It's a delicate balance, keeping life going as though it were normal despite what Autism brings to the party. You can pretend to be as "normal" as the next person, going places and doing things, but the stuff I don't write about, and no one sees, are how I spend time every outing in bathroom stalls sorting out diapers for my 9 year olds. Ever changed a 9 year old's diaper while sitting on a public toilet in a stall ? It's awesome. There are also the tantrums when someone is told not to do something, something unsafe or unsanitary or just socially unacceptable. "Get your hands out of your butt" might elicit screams for the ages.
You also can't take your eye off them. You can smile, and read things in museums, and enjoy your surroundings but let them out of your sight for one minute and one of them is licking an electrical outlet (happened last night).
The level of stress and tension this creates, the inability to NEVER relax your guard is wearing on us I think.
This morning was a great example of something that shouldn't have been a problem and now things are broken. Autism doesn't care what is special or precious to you. It doesn't give a CRAP that you can't replace that object.
My oldest boy was downstairs to help me with the twins, as they were a bit wild this morning, and so while I made breakfast he stayed in the living room to referee. They were actually pretty good. The kids all had breakfast, everyone got cleaned up and I should've KNOWN everything had just gone too well.
I was moving a little slower than normal, I slept wrong and have an incredible crick in my neck.
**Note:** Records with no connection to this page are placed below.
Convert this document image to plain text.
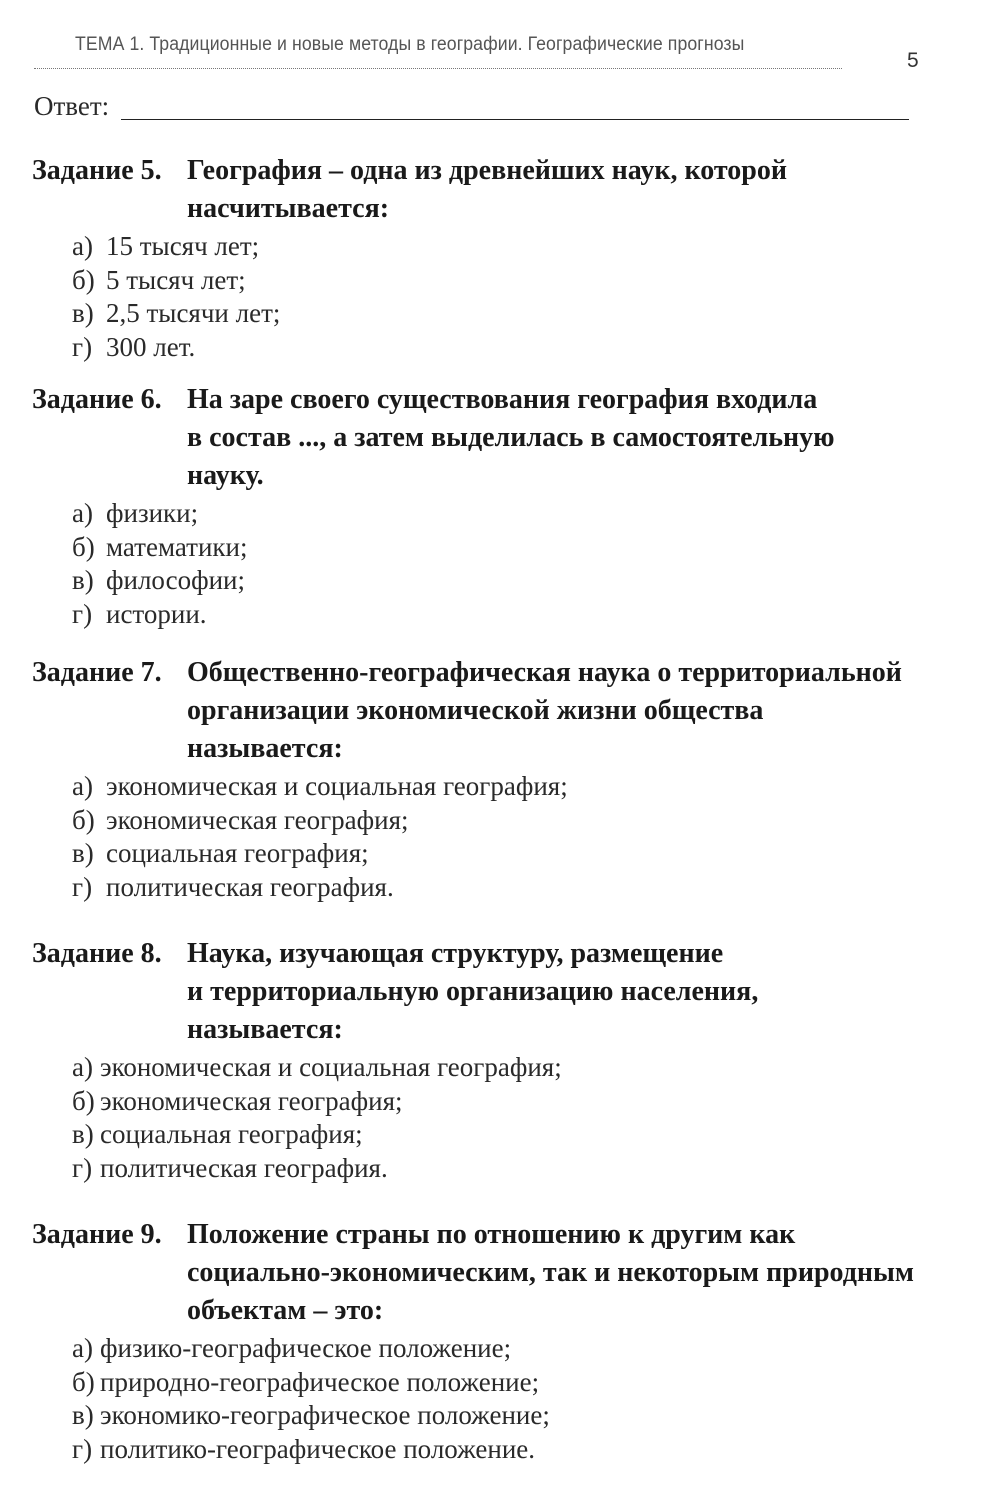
ТЕМА 1. Традиционные и новые методы в географии. Географические прогнозы
5
Ответ:
Задание 5. География – одна из древнейших наук, которой
насчитывается:
а) 15 тысяч лет;
б) 5 тысяч лет;
в) 2,5 тысячи лет;
г) 300 лет.
Задание 6. На заре своего существования география входила
в состав ..., а затем выделилась в самостоятельную
науку.
а) физики;
б) математики;
в) философии;
г) истории.
Задание 7. Общественно-географическая наука о территориальной
организации экономической жизни общества
называется:
а) экономическая и социальная география;
б) экономическая география;
в) социальная география;
г) политическая география.
Задание 8. Наука, изучающая структуру, размещение
и территориальную организацию населения,
называется:
а) экономическая и социальная география;
б) экономическая география;
в) социальная география;
г) политическая география.
Задание 9. Положение страны по отношению к другим как
социально-экономическим, так и некоторым природным
объектам – это:
а) физико-географическое положение;
б) природно-географическое положение;
в) экономико-географическое положение;
г) политико-географическое положение.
I decided to make myself some grits (soft food I don't have to chew), and Louis announced he was going to the bathroom. Only Charlie and Julia were in the living room. They were watching TV sitting on opposite sofas. It seemed pretty quiet.
I went back to making my breakfast not worried about those two alone together. As the microwave started to hum I heard CRASH SMASH and Julia scream "OH NO CHARLIE" and that's that.
Things are ruined, damaged, broken, and he doesn't even know what he just did.
He says "Oh no."
I can't fix it, maybe my husband can help me sort out of some of it. I'm frustrated and I hurt and I'm tired. I'm tired of Autism screwing up my entire life. I selfishly want to scream. And I know I don't have it that bad. But I should be able to spend 2 minutes in my kitchen making grits. I wasn't even gone that long.
I would not trade my twins for anything, but some days I'd like someone to hit. A whipping boy for Autism. Someone from Monsanto. They are probably not guilty of this, but since they're guilty of so MANY other things why not.
It's a frustrating morning in a frustrating life. But I have to go now, because I have a 9 year old pooping his pants. Perfect.